The Art of engraving Cameos

The engraving on Cameo is an art that has its roots way back in history. Each cameo is a work of sculpture in miniature, beloved by collectors since the fourth century BC
The antique cameos reveal the manners, customs, philosophies, beliefs, social and historical events that have marked our past. Only recently we have associated the name "Cameo" with profiles of beautiful women, sometimes engraved bad, only products to meet consumer tastes. In fact, the range of subjects still to be engraved cameo is huge. Here we describe the development of the cameo from its inception to the modern day. A fascinating story.

The Cameo, a term of uncertain origin and discussed, indicating in itself 'a bas-relief made through the incision on shell.
This type of work is part of an era that can be found around 1830.
And is the early nineteenth century, which includes the presence of cameos in Torre del Greek, by a handful of Roman artists, by ancient tradition experts engraving on precious stones. It is perhaps due to these years the first experiments to make small bas-reliefs from the fragments of shell, less resistant to impact.
The way to the success of the shell is meanwhile a further boost in two facts apparently very far apart, but equally effective: the arrival of enormous quantities of shells, that ships from Africa use as ballast, and the crisis It will weigh on the laboratories of the Greek Tower in the years 1875 to 1880, when the discovery of Sciacca rich coral reefs will determine not only the saturation of the market, but the deterioration of all types of work.

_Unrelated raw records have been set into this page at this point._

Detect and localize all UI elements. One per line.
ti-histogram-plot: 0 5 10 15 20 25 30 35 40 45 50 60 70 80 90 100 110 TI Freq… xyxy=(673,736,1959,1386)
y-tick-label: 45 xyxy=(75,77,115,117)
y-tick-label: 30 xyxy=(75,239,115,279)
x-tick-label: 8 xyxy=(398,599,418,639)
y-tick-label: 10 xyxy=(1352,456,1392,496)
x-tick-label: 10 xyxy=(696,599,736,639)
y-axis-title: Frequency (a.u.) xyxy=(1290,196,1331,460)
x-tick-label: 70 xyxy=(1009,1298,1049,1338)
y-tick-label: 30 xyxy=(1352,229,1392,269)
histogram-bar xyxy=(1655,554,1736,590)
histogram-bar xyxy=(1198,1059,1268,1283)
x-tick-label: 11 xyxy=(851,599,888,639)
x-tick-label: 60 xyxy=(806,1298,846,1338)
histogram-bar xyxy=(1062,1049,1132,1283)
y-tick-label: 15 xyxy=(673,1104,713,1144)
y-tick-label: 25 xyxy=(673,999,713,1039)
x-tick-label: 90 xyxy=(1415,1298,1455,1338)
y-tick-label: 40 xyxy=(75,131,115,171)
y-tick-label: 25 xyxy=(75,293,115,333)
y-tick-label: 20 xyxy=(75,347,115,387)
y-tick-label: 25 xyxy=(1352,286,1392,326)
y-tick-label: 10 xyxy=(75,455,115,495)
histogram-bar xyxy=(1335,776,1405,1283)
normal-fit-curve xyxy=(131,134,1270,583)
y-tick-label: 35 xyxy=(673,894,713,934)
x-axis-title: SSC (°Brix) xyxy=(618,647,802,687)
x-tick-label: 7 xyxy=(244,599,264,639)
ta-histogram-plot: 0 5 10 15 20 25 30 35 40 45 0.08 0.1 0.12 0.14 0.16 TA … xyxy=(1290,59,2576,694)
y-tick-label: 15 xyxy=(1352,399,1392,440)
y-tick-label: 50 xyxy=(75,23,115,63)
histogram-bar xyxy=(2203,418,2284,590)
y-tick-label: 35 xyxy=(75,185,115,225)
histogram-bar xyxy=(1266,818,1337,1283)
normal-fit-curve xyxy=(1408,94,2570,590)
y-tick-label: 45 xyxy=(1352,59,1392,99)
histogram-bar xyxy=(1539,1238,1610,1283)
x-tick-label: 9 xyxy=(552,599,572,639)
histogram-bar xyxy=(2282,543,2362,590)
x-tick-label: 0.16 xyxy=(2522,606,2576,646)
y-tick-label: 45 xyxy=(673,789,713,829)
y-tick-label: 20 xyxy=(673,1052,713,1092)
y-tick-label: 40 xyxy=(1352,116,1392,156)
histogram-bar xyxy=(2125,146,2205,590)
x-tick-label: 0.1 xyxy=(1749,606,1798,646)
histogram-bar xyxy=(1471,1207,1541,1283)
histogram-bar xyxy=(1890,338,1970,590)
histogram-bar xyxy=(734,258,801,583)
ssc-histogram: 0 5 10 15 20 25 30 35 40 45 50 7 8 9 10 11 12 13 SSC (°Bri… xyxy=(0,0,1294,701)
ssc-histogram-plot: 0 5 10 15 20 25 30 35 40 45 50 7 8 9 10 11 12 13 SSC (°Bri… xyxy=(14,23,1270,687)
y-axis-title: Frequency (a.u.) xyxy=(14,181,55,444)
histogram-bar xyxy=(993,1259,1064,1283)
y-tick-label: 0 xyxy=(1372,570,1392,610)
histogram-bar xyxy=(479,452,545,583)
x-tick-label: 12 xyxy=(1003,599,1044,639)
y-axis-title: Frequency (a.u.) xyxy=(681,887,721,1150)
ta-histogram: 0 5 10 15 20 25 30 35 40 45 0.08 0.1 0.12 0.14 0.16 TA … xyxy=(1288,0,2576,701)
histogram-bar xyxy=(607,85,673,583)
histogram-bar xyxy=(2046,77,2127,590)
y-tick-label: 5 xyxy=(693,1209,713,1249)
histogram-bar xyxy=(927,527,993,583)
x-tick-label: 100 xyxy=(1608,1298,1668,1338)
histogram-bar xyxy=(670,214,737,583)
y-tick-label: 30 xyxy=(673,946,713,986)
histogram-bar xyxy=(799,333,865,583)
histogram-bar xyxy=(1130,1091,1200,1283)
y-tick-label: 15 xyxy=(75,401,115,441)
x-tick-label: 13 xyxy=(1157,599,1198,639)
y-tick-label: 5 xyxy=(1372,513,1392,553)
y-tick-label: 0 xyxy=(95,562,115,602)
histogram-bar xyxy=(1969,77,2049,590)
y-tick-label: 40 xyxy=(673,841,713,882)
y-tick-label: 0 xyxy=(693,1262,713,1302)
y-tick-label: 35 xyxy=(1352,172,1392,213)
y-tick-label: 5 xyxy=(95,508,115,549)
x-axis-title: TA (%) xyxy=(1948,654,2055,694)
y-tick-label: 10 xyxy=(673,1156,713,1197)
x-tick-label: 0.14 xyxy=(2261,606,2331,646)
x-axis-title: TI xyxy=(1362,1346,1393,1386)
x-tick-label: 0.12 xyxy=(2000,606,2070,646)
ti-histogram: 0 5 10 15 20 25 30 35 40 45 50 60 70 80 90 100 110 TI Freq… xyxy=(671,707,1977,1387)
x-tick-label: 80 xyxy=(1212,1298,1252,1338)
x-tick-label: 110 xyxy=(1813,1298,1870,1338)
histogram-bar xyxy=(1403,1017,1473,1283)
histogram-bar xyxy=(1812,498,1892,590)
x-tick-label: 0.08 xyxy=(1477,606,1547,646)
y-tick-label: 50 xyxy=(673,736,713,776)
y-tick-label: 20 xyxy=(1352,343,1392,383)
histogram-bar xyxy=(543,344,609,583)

But such shells are used to obtain cameos? And why the background color varies from salmon pink to brown?
The shells more suited to this type of processing all come from distant seas and obviously have different characteristics, both in shape and size to that color. The most widely used of the species Cassis which fall three types suited to emphasize the incision, thanks to the provision of a more intense color.
The shell is the quintessential Cassis coming from Central America, commonly called "sardonic" and about a foot high. It has a bottom and brown-brown on the outside (the intended incision) is perfectly white.
A wheel follows the Cassis Rufa, called "carnelian", generally of African origin, high about half 'of the "sardonic", with a fund tending to reddish and the outside of a weak carnacino. Always belongs to the same family also Cassis cornuta, called "Orange" by the particular color of the background, and 'high about twenty-five centimeters.

Matter and 'humble, and that remains even if the artist's hand intervenes to redeem it. The fate of the shell, in fact, does not differ much from that of a painting in relation to the painting for which it is used. The value and 'round and exclusively in the quality of the painting. This explains what record has the skill of the engraver, his creativity, his taste than the shell on which it operates.